O Brasil defende uma ordem internacional baseada em normas e não na força. Assim o demonstrou durante a criativa e equilibrada atuação brasileira na Presidência do Conselho de Segurança das Nações Unidas em 2023, quando ocorreu o ataque terrorista do Hamas a Israel e a desproporcional resposta israelense em Gaza.
Um mundo baseado em regras e na solução pacífica dos conflitos interessa a um país em desenvolvimento, com grandes desafios socioeconômicos internos e carente das capacidades militares das grandes potências. O Brasil sempre compreendeu isso: a concertação diplomática é parte de sua própria identidade no cenário internacional. A primeira decisão do primeiro chanceler brasileiro, José Bonifácio, foi propor às Províncias Unidas do Rio da Prata (hoje Argentina) organizar uma confederação, para, com outros governos da América espanhola, estabelecer uma "aliança ofensiva e defensiva", reconhecendo mutuamente suas independências, a fim de evitar as tradicionais políticas das potências europeias, acostumadas a dividir para governar. Por mais de uma década, o país havia sido o centro do Império português e, desde 1815, parte do Reino Unido de Portugal, Brasil e Algarves. Independente em 1822, o Brasil nasceu com uma "vocação multilateral", baseada na combinação da vontade de participar decisivamente nas decisões globais e do savoir-faire para fazê-lo[3].
Em outras palavras, se o Brasil "voltou", o fez em defesa do multilateralismo. Há boas razões pelas quais urge reformar o multilateralismo no cenário internacional contemporâneo, em particular o Conselho de Segurança das Nações Unidas, razões que serão discutidas no próximo apartado. Nas linhas seguintes, discute-se essa vocação a partir de uma perspectiva histórica, sublinhando suas características permanentes. Uma breve conclusão aponta os desafios da atual ação exterior brasileira na promoção do multilateralismo.
O multilateralismo enfrenta uma grave crise. O sistema criado em San Francisco e Bretton Woods enfrenta o dilema de "reforma ou ruptura"[4]. Está claro que o mundo se tornou multipolar, mas a dinâmica dessa multipolaridade ainda é muito opaca.
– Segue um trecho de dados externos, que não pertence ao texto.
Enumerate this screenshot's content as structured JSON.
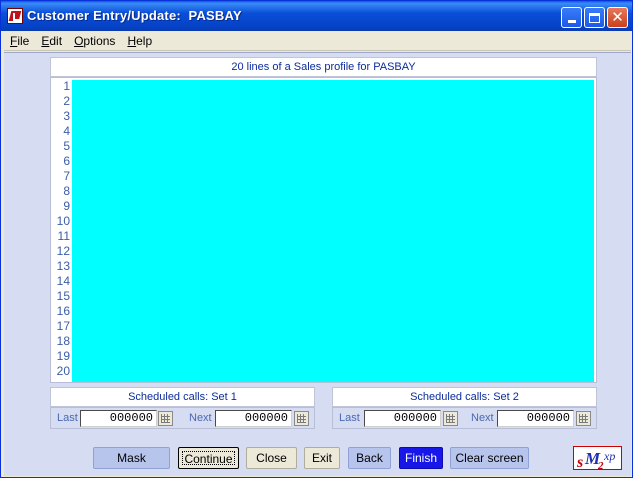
{
  "window": {
    "title": "Customer Entry/Update:  PASBAY"
  },
  "menu": {
    "items": [
      {
        "accel": "F",
        "rest": "ile"
      },
      {
        "accel": "E",
        "rest": "dit"
      },
      {
        "accel": "O",
        "rest": "ptions"
      },
      {
        "accel": "H",
        "rest": "elp"
      }
    ]
  },
  "profile": {
    "header": "20 lines of a Sales profile for PASBAY",
    "line_numbers": [
      "1",
      "2",
      "3",
      "4",
      "5",
      "6",
      "7",
      "8",
      "9",
      "10",
      "11",
      "12",
      "13",
      "14",
      "15",
      "16",
      "17",
      "18",
      "19",
      "20"
    ],
    "text": ""
  },
  "scheduled": {
    "set1": {
      "header": "Scheduled calls: Set 1",
      "last_label": "Last",
      "last_value": "000000",
      "next_label": "Next",
      "next_value": "000000"
    },
    "set2": {
      "header": "Scheduled calls: Set 2",
      "last_label": "Last",
      "last_value": "000000",
      "next_label": "Next",
      "next_value": "000000"
    }
  },
  "buttons": {
    "mask": "Mask",
    "continue": "Continue",
    "close": "Close",
    "exit": "Exit",
    "back": "Back",
    "finish": "Finish",
    "clear": "Clear screen"
  },
  "logo": {
    "text_s": "s",
    "text_m": "M",
    "text_2": "2",
    "text_xp": "xp"
  },
  "colors": {
    "profile_background": "#00ffff",
    "client_background": "#d6dcf2",
    "finish_button": "#1717e8",
    "title_bar": "#0a4fd8"
  }
}
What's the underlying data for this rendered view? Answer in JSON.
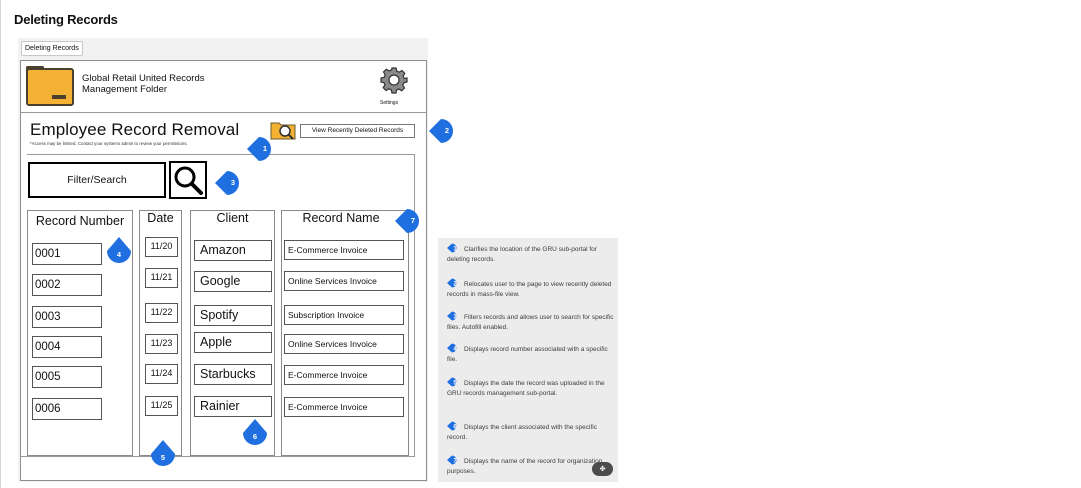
{
  "page": {
    "heading": "Deleting Records"
  },
  "tab": {
    "label": "Deleting Records"
  },
  "app": {
    "title_line1": "Global Retail United Records",
    "title_line2": "Management Folder",
    "settings_label": "Settings",
    "folder_icon": "folder-icon",
    "settings_icon": "gear-icon"
  },
  "form": {
    "title": "Employee Record Removal",
    "access_note": "*Access may be limited. Contact your systems admin to review your permissions.",
    "recent_button_label": "View Recently Deleted Records",
    "recent_icon": "folder-search-icon",
    "search_label": "Filter/Search",
    "search_icon": "magnifier-icon"
  },
  "table": {
    "headers": {
      "record_number": "Record Number",
      "date": "Date",
      "client": "Client",
      "record_name": "Record Name"
    },
    "rows": [
      {
        "record_number": "0001",
        "date": "11/20",
        "client": "Amazon",
        "record_name": "E-Commerce Invoice"
      },
      {
        "record_number": "0002",
        "date": "11/21",
        "client": "Google",
        "record_name": "Online Services Invoice"
      },
      {
        "record_number": "0003",
        "date": "11/22",
        "client": "Spotify",
        "record_name": "Subscription Invoice"
      },
      {
        "record_number": "0004",
        "date": "11/23",
        "client": "Apple",
        "record_name": "Online Services Invoice"
      },
      {
        "record_number": "0005",
        "date": "11/24",
        "client": "Starbucks",
        "record_name": "E-Commerce Invoice"
      },
      {
        "record_number": "0006",
        "date": "11/25",
        "client": "Rainier",
        "record_name": "E-Commerce Invoice"
      }
    ]
  },
  "markers": [
    "1",
    "2",
    "3",
    "4",
    "5",
    "6",
    "7"
  ],
  "legend": [
    {
      "num": "1",
      "text": "Clarifies the location of the GRU sub-portal for deleting records."
    },
    {
      "num": "2",
      "text": "Relocates user to the page to view recently deleted records in mass-file view."
    },
    {
      "num": "3",
      "text": "Filters records and allows user to search for specific files. Autofill enabled."
    },
    {
      "num": "4",
      "text": "Displays record number associated with a specific file."
    },
    {
      "num": "5",
      "text": "Displays the date the record was uploaded in the GRU records management sub-portal."
    },
    {
      "num": "6",
      "text": "Displays the client associated with the specific record."
    },
    {
      "num": "7",
      "text": "Displays the name of the record for organization purposes."
    }
  ],
  "edit_button_icon": "magic-wand-icon",
  "colors": {
    "marker_blue": "#1f6fe0",
    "folder_yellow": "#f3b233",
    "legend_bg": "#ececec"
  }
}
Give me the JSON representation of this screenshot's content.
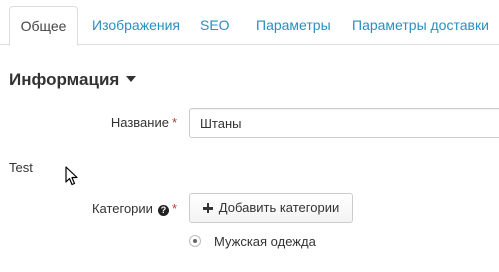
{
  "tabs": [
    {
      "label": "Общее",
      "active": true
    },
    {
      "label": "Изображения",
      "active": false
    },
    {
      "label": "SEO",
      "active": false
    },
    {
      "label": "Параметры",
      "active": false
    },
    {
      "label": "Параметры доставки",
      "active": false
    }
  ],
  "section": {
    "title": "Информация"
  },
  "form": {
    "name_label": "Название",
    "required_mark": "*",
    "name_value": "Штаны",
    "free_text": "Test",
    "categories_label": "Категории",
    "help_glyph": "?",
    "add_categories_label": "Добавить категории",
    "category_option": "Мужская одежда"
  },
  "colors": {
    "link": "#2a8fbd",
    "required": "#c0392b",
    "border": "#dddddd"
  },
  "icons": [
    "caret-down-icon",
    "help-icon",
    "plus-icon",
    "radio-icon",
    "mouse-cursor-icon"
  ]
}
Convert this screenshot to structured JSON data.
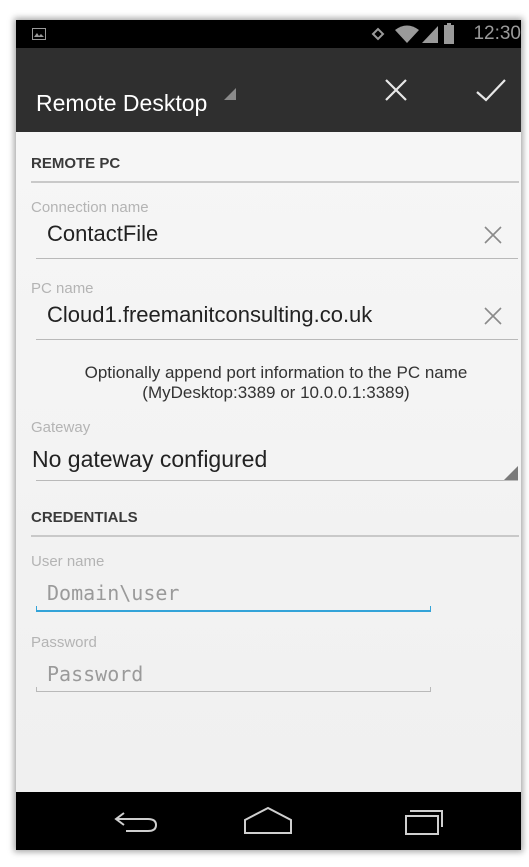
{
  "status_bar": {
    "time": "12:30",
    "icons": [
      "image-icon",
      "rotate-icon",
      "wifi-icon",
      "signal-icon",
      "battery-icon"
    ]
  },
  "action_bar": {
    "title": "Remote Desktop",
    "actions": [
      "close-icon",
      "check-icon"
    ]
  },
  "remote_pc": {
    "header": "REMOTE PC",
    "connection_name": {
      "label": "Connection name",
      "value": "ContactFile"
    },
    "pc_name": {
      "label": "PC name",
      "value": "Cloud1.freemanitconsulting.co.uk"
    },
    "hint_line1": "Optionally append port information to the PC name",
    "hint_line2": "(MyDesktop:3389 or 10.0.0.1:3389)",
    "gateway": {
      "label": "Gateway",
      "value": "No gateway configured"
    }
  },
  "credentials": {
    "header": "CREDENTIALS",
    "user_name": {
      "label": "User name",
      "placeholder": "Domain\\user",
      "value": ""
    },
    "password": {
      "label": "Password",
      "placeholder": "Password",
      "value": ""
    }
  },
  "nav_bar": {
    "buttons": [
      "back-icon",
      "home-icon",
      "recent-apps-icon"
    ]
  },
  "colors": {
    "status_bar": "#000000",
    "action_bar": "#2f2f2f",
    "focus_underline": "#33a3d8",
    "divider": "#c9c9c9",
    "label": "#b4b4b4"
  }
}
No entanto, a alternativa ao multilateralismo é a força. Em um mundo marcado pela competição entre grandes potências, a crescente volatilidade e o amplo acesso a tecnologias disruptivas, além de carecer de resiliência diante de múltiplas crises, os riscos são evidentes. A relevância do tema é óbvia, e aí sobressai a importância da possível contribuição brasileira para o seu aperfeiçoamento.
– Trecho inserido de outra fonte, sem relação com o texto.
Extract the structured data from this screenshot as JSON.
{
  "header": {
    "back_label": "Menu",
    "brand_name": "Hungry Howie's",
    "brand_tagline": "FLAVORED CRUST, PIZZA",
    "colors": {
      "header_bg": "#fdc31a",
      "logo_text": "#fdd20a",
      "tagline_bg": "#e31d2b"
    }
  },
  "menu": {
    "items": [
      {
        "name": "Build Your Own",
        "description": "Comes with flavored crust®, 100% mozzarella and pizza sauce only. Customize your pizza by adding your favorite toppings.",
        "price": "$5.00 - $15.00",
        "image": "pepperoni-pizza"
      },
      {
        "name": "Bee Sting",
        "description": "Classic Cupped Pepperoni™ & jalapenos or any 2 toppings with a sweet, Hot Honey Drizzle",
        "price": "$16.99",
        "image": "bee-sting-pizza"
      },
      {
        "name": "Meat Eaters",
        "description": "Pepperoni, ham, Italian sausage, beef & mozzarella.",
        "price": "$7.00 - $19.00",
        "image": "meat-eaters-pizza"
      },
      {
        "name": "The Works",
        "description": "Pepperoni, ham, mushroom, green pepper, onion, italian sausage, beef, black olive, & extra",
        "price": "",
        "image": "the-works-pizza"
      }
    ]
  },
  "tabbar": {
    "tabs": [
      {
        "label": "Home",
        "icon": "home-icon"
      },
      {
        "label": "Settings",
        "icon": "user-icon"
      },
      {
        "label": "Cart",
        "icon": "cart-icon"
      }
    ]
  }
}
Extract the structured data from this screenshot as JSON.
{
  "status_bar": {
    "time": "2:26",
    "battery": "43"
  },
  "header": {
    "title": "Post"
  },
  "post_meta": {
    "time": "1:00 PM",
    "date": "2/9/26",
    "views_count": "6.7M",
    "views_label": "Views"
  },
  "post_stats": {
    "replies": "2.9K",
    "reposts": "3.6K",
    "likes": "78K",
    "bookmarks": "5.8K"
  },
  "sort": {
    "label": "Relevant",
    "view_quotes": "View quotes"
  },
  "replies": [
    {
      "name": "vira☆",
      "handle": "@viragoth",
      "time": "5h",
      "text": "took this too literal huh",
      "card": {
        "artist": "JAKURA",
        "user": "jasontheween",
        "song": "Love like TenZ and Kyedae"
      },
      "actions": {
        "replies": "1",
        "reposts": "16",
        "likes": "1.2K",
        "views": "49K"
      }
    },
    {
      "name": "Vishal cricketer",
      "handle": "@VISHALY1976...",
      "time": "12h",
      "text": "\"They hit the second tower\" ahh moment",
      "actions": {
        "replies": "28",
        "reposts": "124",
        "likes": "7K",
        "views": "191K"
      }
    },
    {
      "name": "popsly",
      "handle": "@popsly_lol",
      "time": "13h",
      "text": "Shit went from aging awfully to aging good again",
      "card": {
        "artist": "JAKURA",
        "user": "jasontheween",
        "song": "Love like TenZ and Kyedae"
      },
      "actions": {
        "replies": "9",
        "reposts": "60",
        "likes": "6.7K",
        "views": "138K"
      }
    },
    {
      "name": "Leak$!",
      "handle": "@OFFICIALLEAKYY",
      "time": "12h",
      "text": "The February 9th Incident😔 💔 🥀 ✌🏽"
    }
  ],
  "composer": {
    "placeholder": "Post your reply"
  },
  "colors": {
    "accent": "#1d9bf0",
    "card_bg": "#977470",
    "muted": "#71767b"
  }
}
Em um mundo perigoso, tendente ao conflito, grandes atores estatais possuem armas de destruição em massa e se mostram dispostos a usá-las. Os instrumentos de poder são redistribuídos entre eles rapidamente, o que gera instabilidade. Enquanto as estruturas de governança global estabelecidas desde 1945 sofrem progressiva erosão em seus fundamentos, legitimidade e eficácia, não está claro se surgirão instituições concorrentes ou se o mundo retornará a um ambiente hobbesiano.
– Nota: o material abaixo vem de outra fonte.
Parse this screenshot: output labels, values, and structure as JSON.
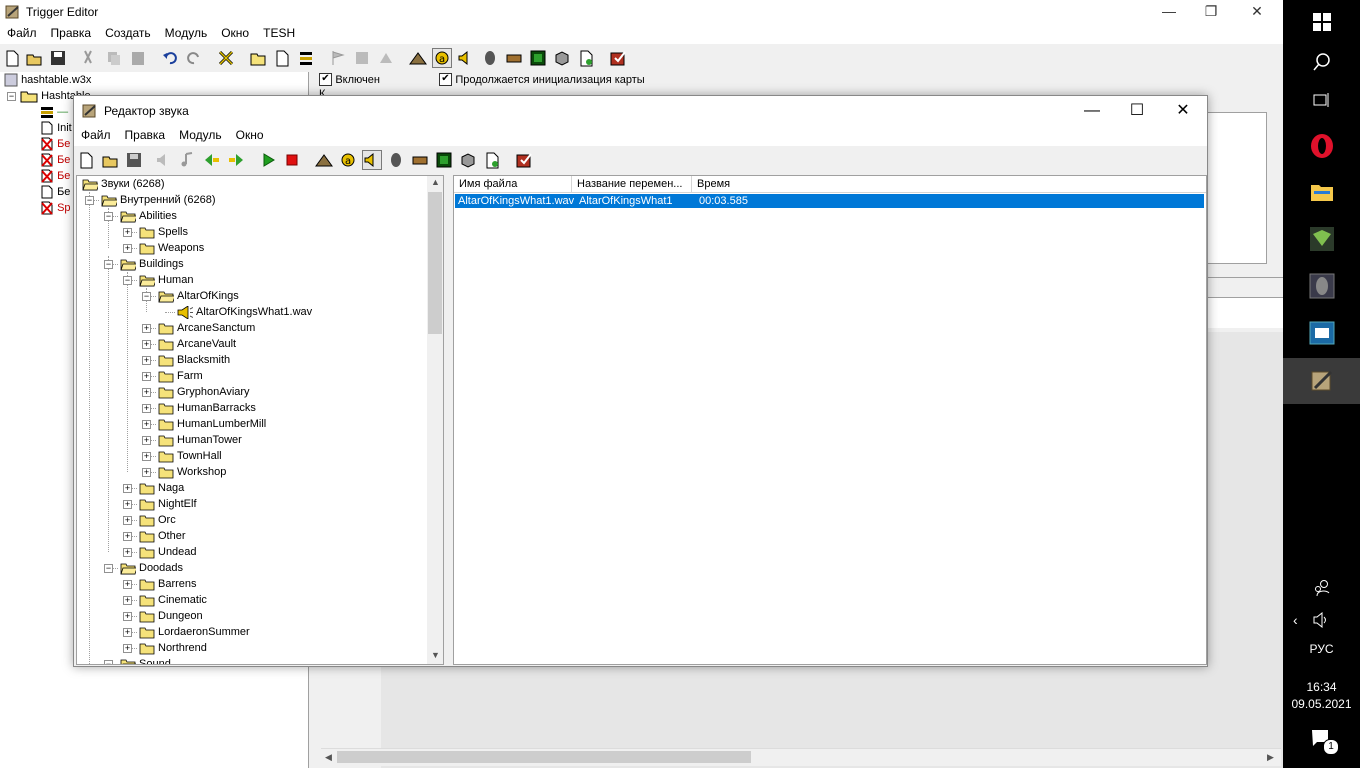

Os fatores de transformação são variados. As inovações tecnológicas possibilitam mudanças fundamentais nas capacidades militares dos Estados. Por exemplo, a hipervelocidade pode tornar obsoletos, da noite para o dia, sofisticados sistemas de defesa antiaérea. Após um limiar tecnológico, a computação quântica pode anular os mais avançados sistemas de criptografia. A inteligência artificial utilizada em veículos não tripulados, aéreos ou submarinos, já supera a expertise humana no combate. Adicionalmente, essas evoluções ocorrem em um ambiente desprovido de regulamentação apropriada.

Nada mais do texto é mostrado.